2. A USB simulation apparatus as claimed in

claim 1

, wherein said sending data management unit manages sending data in a transaction unit.

3. A USB simulation apparatus as claimed in

claim 2

, wherein the sending data management means generates error data or an abnormal sequence intentionally.

4. A USB simulation apparatus as claimed in

claim 3

, wherein said determination unit determines data to be next sent on the basis of a handshake signal inputted from the external unit received by said receiving unit and does not disconnect communication until all the test items to the external unit are completed.

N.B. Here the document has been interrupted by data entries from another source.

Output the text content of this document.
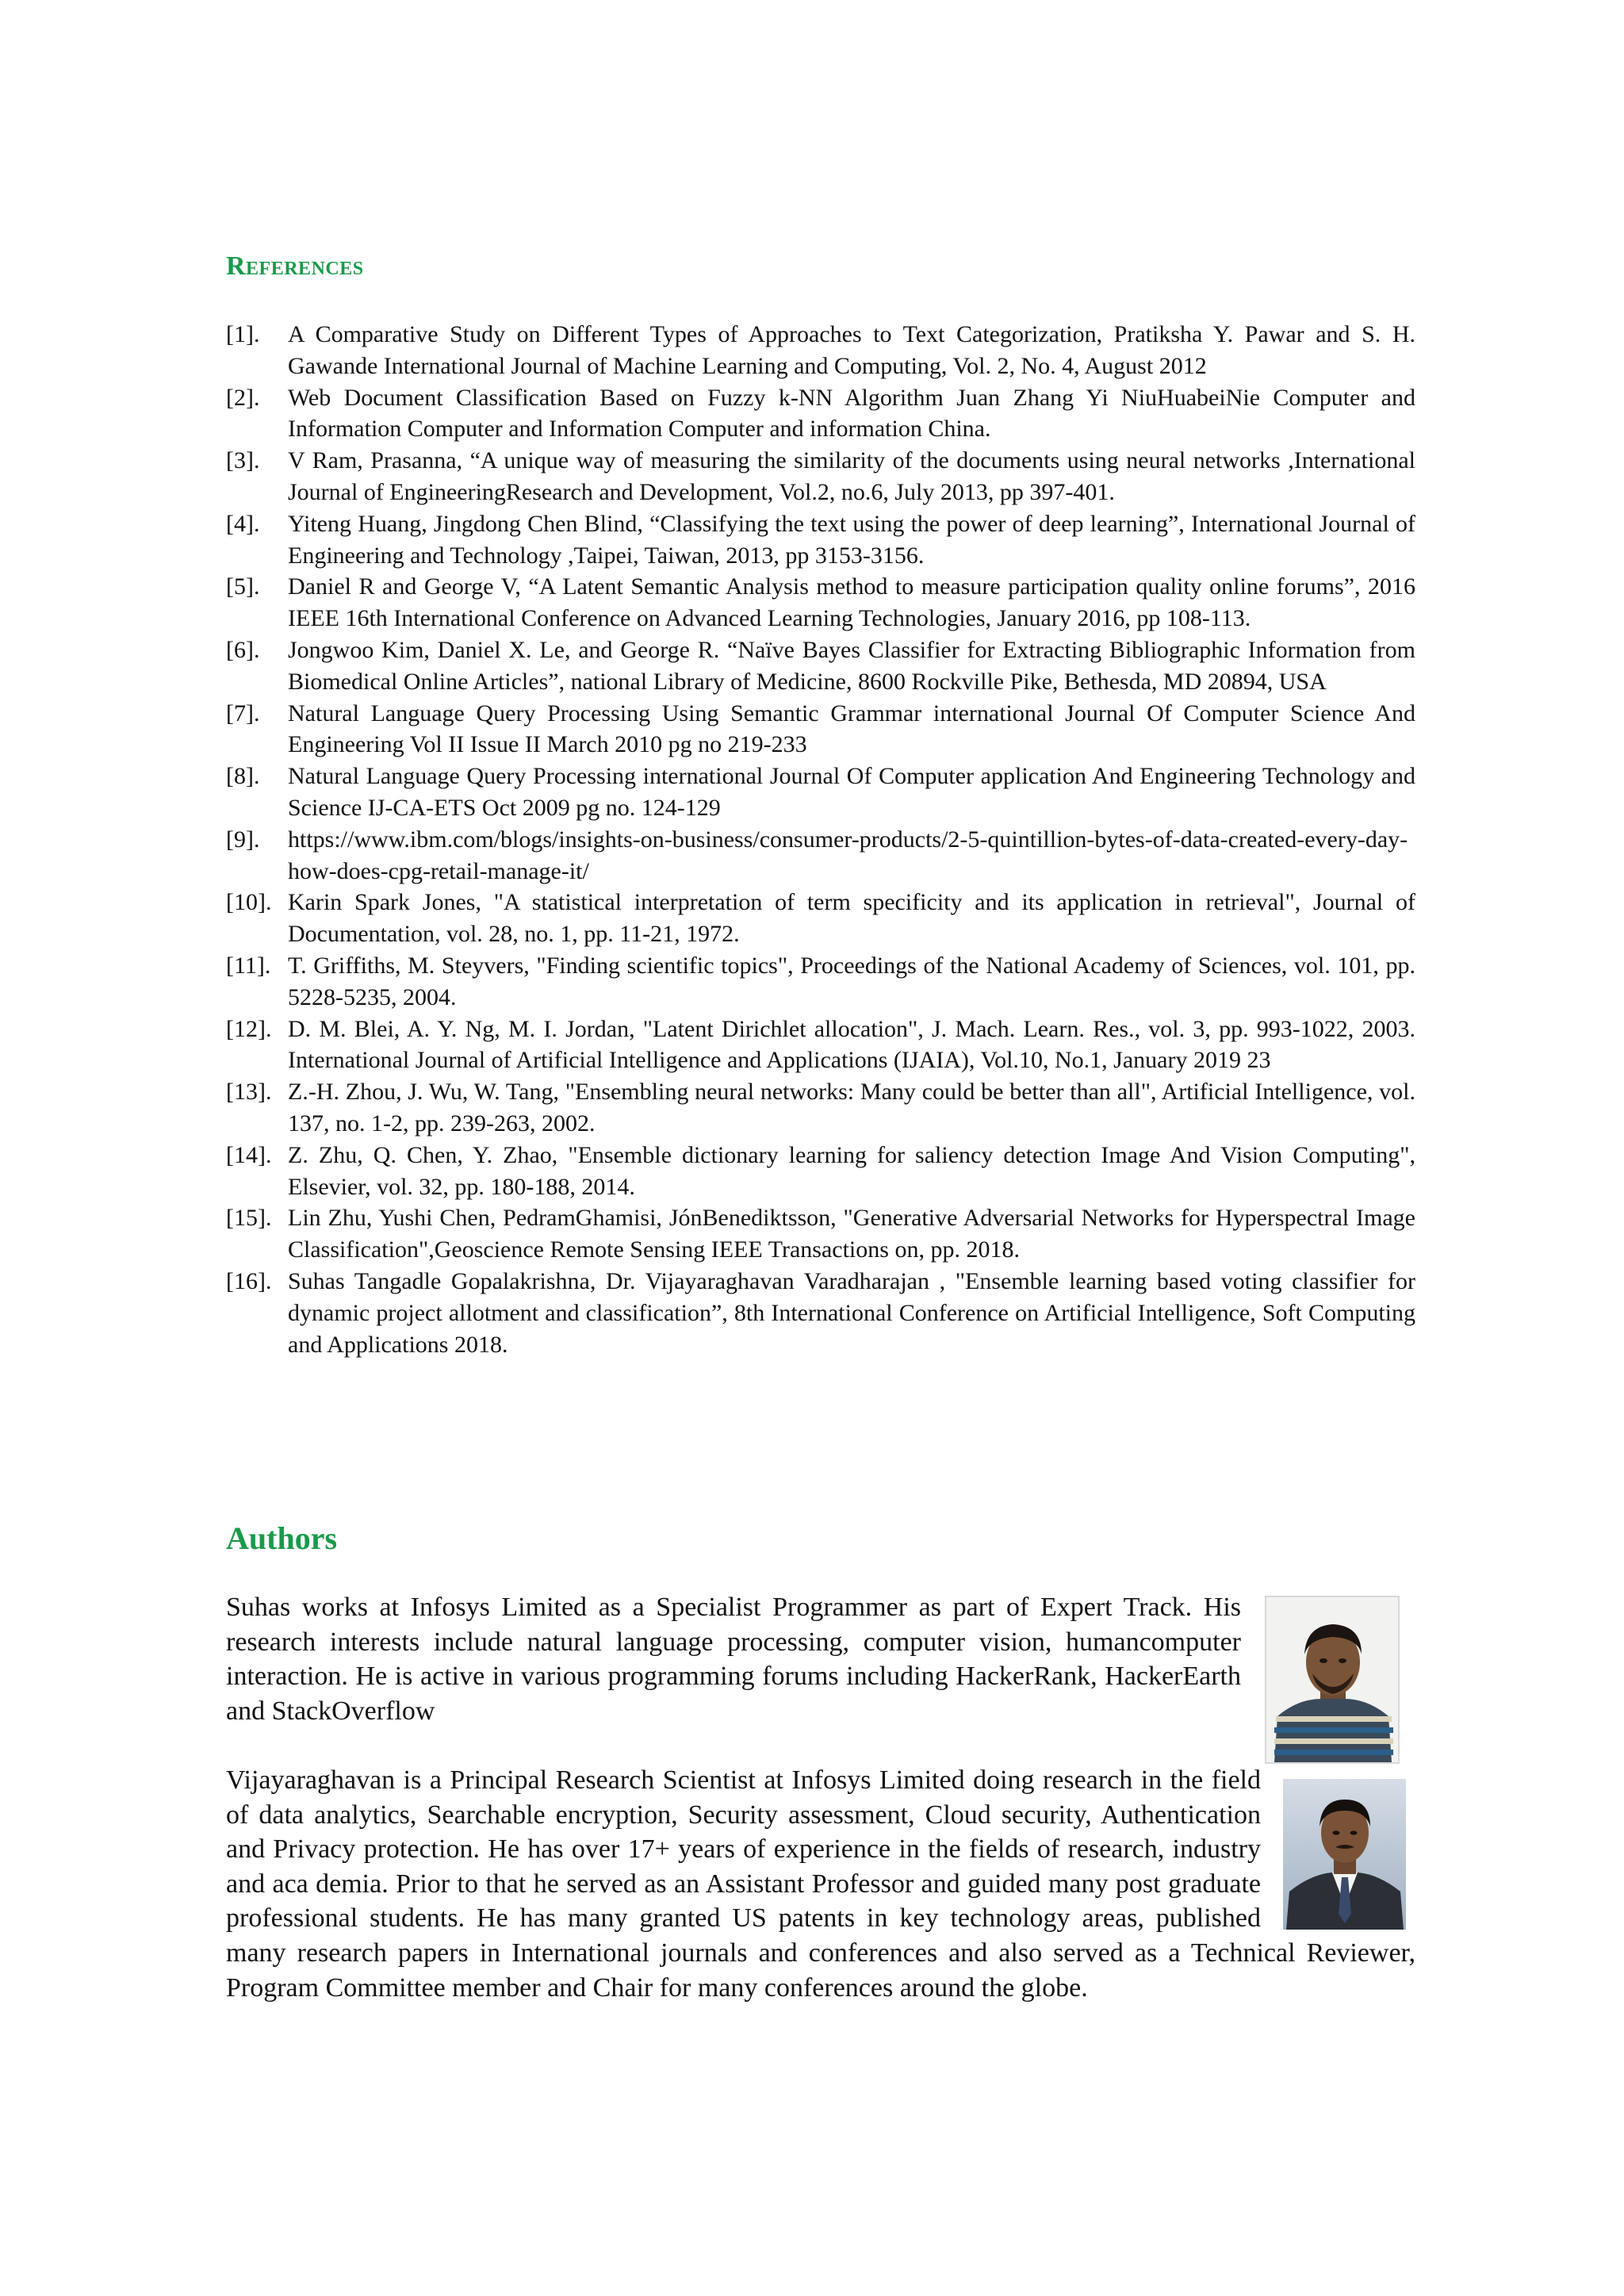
References
[1]. A Comparative Study on Different Types of Approaches to Text Categorization, Pratiksha Y. Pawar and S. H. Gawande International Journal of Machine Learning and Computing, Vol. 2, No. 4, August 2012
[2]. Web Document Classification Based on Fuzzy k-NN Algorithm Juan Zhang Yi NiuHuabeiNie Computer and Information Computer and Information Computer and information China.
[3]. V Ram, Prasanna, “A unique way of measuring the similarity of the documents using neural networks ,International Journal of EngineeringResearch and Development, Vol.2, no.6, July 2013, pp 397-401.
[4]. Yiteng Huang, Jingdong Chen Blind, “Classifying the text using the power of deep learning”, International Journal of Engineering and Technology ,Taipei, Taiwan, 2013, pp 3153-3156.
[5]. Daniel R and George V, “A Latent Semantic Analysis method to measure participation quality online forums”, 2016 IEEE 16th International Conference on Advanced Learning Technologies, January 2016, pp 108-113.
[6]. Jongwoo Kim, Daniel X. Le, and George R. “Naïve Bayes Classifier for Extracting Bibliographic Information from Biomedical Online Articles”, national Library of Medicine, 8600 Rockville Pike, Bethesda, MD 20894, USA
[7]. Natural Language Query Processing Using Semantic Grammar international Journal Of Computer Science And Engineering Vol II Issue II March 2010 pg no 219-233
[8]. Natural Language Query Processing international Journal Of Computer application And Engineering Technology and Science IJ-CA-ETS Oct 2009 pg no. 124-129
[9]. https://www.ibm.com/blogs/insights-on-business/consumer-products/2-5-quintillion-bytes-of-data-created-every-day-how-does-cpg-retail-manage-it/
[10]. Karin Spark Jones, "A statistical interpretation of term specificity and its application in retrieval", Journal of Documentation, vol. 28, no. 1, pp. 11-21, 1972.
[11]. T. Griffiths, M. Steyvers, "Finding scientific topics", Proceedings of the National Academy of Sciences, vol. 101, pp. 5228-5235, 2004.
[12]. D. M. Blei, A. Y. Ng, M. I. Jordan, "Latent Dirichlet allocation", J. Mach. Learn. Res., vol. 3, pp. 993-1022, 2003. International Journal of Artificial Intelligence and Applications (IJAIA), Vol.10, No.1, January 2019 23
[13]. Z.-H. Zhou, J. Wu, W. Tang, "Ensembling neural networks: Many could be better than all", Artificial Intelligence, vol. 137, no. 1-2, pp. 239-263, 2002.
[14]. Z. Zhu, Q. Chen, Y. Zhao, "Ensemble dictionary learning for saliency detection Image And Vision Computing", Elsevier, vol. 32, pp. 180-188, 2014.
[15]. Lin Zhu, Yushi Chen, PedramGhamisi, JónBenediktsson, "Generative Adversarial Networks for Hyperspectral Image Classification",Geoscience Remote Sensing IEEE Transactions on, pp. 2018.
[16]. Suhas Tangadle Gopalakrishna, Dr. Vijayaraghavan Varadharajan , "Ensemble learning based voting classifier for dynamic project allotment and classification”, 8th International Conference on Artificial Intelligence, Soft Computing and Applications 2018.
Authors
Suhas works at Infosys Limited as a Specialist Programmer as part of Expert Track. His research interests include natural language processing, computer vision, humancomputer interaction. He is active in various programming forums including HackerRank, HackerEarth and StackOverflow
Vijayaraghavan is a Principal Research Scientist at Infosys Limited doing research in the field of data analytics, Searchable encryption, Security assessment, Cloud security, Authentication and Privacy protection. He has over 17+ years of experience in the fields of research, industry and aca demia. Prior to that he served as an Assistant Professor and guided many post graduate professional students. He has many granted US patents in key technology areas, published many research papers in International journals and conferences and also served as a Technical Reviewer, Program Committee member and Chair for many conferences around the globe.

5. A USB simulation apparatus as claimed in

claim 1

, wherein said setting unit sets an address of the external unit for sending data and also sets transfer characteristics of sending data in any mode.

6. A storage medium for storing programs capable of being executed by a computer for virtually executing signal processing communicated between a main unit and a peripheral unit connected through a USB and functioning as a virtual main unit or a virtual peripheral unit to an external unit to be connected, characterized by storing the programs including:

program code for managing data sent to one or plural external units connected through the USB on the basis of plural test items and instructions on a simulation;

program code for setting an address of the external unit on the basis of the plural test items and instructions on the simulation;

program code for generating timing to output data on the basis of the plural test items and instructions on the simulation;

program code for outputting managing data to the set address with the timing;

program code for receiving a signal inputted from the external unit through the USB; and

program code for determining data to be next sent on the basis of the received signal.